How analytics and big data can transform giving
Big data is disrupting how we date, consume media and shop online. But can an algorithm predict the causes that matter to us? What variables impact someone’s propensity to give? Last week, at the Institute of Fundraising’s National Fundraising Convention, Mike Bugembe, JustGiving’s CAO, and Paul Jackson-Clark, Parkinson’s UK‘s Director of Fundraising, co-presented Algorithms of the Heart and encouraged charities to look at data in a fresh new way. They lifted the bonnet on how data science can be used to revolutionise the way people connect with causes and how algorithms can reveal the connections between people, understand what they really care about, and inspire them to act.
Key takeaways from Parkinson’s UK
- Since 2010, Parkinson’s UK‘s income from major gifts has grown from £1.1m to £3.5m.
- How have they achieved this?
- By cultivating good and meaningful relationships with their supporters. Parkinson’s UK really understand the value of good supporter care, building relationships and understanding the connections between people. For example, between a fundraiser on JustGiving and one of their sponsors.
- A rigorous fortnightly process of data analysis that looks at every new supporter added to their fundraising database. The goal of this process is to identify high-value donors. Systems and tools that help them in this process are Prospecting for Gold, GOV.UK and Wealth Engine.
- After this analysis, they are left with a list of people that the team at Parkinsons’s UK eyeball, looking for names and donations that stand out. On one occasion their analysis revealed someone that had made a £1,000 donation to a friend’s Fundraising Page on JustGiving. Through their connection with the fundraiser, Parkinson’s UK were able to learn more about the donor and discovered that he too had been diagnosed with Parkinson’s. They have since gone on to build a fantastic relationship with him. He has subsequently donated over £100,000 and opened up his contacts book to the charity.
(mock-up created for illustrative purposes only)
- By looking at the connections and relationships between people, the charity has been able to reach new supporters and raise more money. As Paul puts it:
@JGcauses I wager many charities have some of their best potential supporters right under their noses, being ignored. Start mining #bigdata — Paul Jackson-Clark (@PJacksonClark) July 9, 2015
Key takeaways from JustGiving
- Big data is not just about the amount of data that is being produced. It is actually about the new technologies that are allowing us to do calculations that we couldn’t do before. Complex analysis that would have taken years to process can now been done in minutes with the right technology.
- Three trends have affected the data we are able to collect:
- We as individuals have changed. We are willing to share our feelings and sentiment publicly on the likes of Facebook and Instagram. We share what we are doing, where we are and who we are with. And because we’re sharing that online, it can be time-stamped so you can track when sentiment has changed.
- Technology has changed. It’s now more portable than ever and the computing power we now have in our pockets via our mobile phones is incredible.

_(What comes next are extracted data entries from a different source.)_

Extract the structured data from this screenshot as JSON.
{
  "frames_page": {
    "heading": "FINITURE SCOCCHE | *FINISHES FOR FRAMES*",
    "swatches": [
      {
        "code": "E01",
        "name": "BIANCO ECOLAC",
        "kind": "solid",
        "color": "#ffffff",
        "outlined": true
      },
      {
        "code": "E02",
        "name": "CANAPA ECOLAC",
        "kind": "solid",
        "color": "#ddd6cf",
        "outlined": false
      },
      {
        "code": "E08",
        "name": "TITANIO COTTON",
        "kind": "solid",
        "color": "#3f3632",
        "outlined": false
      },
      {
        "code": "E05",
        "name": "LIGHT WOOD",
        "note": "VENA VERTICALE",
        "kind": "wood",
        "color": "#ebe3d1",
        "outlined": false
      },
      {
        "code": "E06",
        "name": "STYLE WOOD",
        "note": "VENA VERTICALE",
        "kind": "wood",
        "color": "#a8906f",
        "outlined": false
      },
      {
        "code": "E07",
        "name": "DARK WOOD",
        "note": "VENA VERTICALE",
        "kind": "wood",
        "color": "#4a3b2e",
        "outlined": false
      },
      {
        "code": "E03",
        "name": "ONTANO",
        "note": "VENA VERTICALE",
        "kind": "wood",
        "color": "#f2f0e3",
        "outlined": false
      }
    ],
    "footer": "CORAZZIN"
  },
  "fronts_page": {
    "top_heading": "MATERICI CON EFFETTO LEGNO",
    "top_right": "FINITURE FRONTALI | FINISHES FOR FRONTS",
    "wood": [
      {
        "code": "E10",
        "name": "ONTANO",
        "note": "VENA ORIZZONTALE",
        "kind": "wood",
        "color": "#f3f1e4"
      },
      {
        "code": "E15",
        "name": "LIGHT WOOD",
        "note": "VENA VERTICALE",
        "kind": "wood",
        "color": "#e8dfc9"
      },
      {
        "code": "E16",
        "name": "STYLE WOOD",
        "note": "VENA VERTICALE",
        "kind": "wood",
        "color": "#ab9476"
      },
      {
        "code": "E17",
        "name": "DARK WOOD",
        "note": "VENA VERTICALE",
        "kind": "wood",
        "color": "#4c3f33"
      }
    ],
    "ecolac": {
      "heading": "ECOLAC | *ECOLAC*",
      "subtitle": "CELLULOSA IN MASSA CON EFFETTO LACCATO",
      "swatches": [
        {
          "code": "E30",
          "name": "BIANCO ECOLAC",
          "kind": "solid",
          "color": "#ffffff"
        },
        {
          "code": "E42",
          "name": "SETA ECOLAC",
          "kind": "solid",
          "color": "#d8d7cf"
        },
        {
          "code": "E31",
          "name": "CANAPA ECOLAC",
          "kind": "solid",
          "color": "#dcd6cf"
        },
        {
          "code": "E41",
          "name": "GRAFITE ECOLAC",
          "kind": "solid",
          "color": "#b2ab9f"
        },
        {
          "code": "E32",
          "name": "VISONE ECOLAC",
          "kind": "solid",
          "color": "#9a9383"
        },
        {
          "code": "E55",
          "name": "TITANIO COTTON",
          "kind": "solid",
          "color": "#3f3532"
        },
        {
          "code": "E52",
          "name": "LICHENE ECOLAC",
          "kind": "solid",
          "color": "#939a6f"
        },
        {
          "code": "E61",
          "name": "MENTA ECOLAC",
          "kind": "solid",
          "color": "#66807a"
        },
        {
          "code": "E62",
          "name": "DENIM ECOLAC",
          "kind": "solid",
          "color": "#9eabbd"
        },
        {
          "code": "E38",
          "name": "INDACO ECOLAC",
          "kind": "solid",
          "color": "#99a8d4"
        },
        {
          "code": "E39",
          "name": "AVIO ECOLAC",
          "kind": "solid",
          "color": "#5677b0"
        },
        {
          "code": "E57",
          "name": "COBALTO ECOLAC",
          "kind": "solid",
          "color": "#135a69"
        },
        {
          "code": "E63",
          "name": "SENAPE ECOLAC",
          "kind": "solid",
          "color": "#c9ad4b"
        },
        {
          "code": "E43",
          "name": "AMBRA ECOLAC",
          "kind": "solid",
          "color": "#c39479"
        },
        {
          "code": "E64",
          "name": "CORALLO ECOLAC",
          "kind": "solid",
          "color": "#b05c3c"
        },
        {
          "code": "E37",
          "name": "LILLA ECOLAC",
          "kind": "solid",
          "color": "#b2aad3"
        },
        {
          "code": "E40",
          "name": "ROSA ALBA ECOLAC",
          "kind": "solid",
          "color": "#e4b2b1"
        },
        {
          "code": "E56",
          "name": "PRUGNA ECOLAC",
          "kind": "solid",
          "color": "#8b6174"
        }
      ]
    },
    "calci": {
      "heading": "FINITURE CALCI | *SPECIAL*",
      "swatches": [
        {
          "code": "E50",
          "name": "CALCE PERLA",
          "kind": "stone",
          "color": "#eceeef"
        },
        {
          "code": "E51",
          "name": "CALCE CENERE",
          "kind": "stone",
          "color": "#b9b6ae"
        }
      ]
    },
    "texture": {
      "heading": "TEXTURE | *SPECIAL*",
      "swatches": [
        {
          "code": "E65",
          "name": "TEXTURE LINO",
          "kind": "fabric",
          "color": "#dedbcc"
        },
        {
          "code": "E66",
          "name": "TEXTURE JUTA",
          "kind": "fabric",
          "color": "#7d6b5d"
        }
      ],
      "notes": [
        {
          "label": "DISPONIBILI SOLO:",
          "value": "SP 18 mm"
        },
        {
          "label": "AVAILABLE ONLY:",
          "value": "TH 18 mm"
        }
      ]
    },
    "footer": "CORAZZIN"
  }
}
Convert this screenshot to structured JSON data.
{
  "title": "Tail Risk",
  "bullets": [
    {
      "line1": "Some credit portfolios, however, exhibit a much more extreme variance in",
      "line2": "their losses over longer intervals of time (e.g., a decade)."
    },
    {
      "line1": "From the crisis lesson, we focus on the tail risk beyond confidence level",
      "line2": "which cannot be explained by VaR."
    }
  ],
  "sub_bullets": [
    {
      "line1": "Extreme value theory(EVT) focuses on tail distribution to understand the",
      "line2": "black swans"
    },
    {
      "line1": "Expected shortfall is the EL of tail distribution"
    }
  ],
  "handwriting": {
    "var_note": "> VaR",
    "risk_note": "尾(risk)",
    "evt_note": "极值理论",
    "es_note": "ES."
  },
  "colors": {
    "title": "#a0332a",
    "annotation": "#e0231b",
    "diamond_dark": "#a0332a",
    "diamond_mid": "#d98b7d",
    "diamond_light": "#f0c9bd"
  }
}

- Our interactions have changed with each other with more of our conversations and interactions happening online and via our mobile devices.
- Our online lives are driven by data, so these three trends combined mean you get three important data components being captured – behavioural data, external conditions, plus your location and time. Businesses and platforms like Netflix and Amazon are using this data to help create highly personalised experiences. No one Netflix user has the same experience as another.
Netflix have over 29,000 data points to track what makes people like certain TV shows and films #iofnfc — Sally Falvey (@salleeann) July 8, 2015
- As fundraising increasingly takes place in the digital space, charities and voluntary organisations also need to create these personalised experiences if they want to remain relevant and ensure success.
- But can this be applied to giving? Can an algorithm predict the causes that matter to us and, in understanding this, can we inspire people to do more good things?
- At JustGiving, we believe it can and we have created a scalable way for charities to expand their reach powered by our GiveGraph™, the world’s largest graph of giving behaviour. It now contains more than 80 million people, thousands of causes and 400 million connections. It models people’s interactions and giving behaviour, mapping out connections and analysing patterns and trends.
- Most importantly, GiveGraph™ now underpins every aspect of our product, and determines what every JustGiving user sees in their personalised home page, called ‘Feed’, and the timing and content of the notifications they receive. 16% of people viewing their Feed on JustGiving, go on to give.
- So what does this mean for charities? It means when you have content, such as a Campaign Page, and you launch it on our social platform, it reaches more potential supporters as it’s shared with people on JustGiving we know have a high propensity to care about your cause.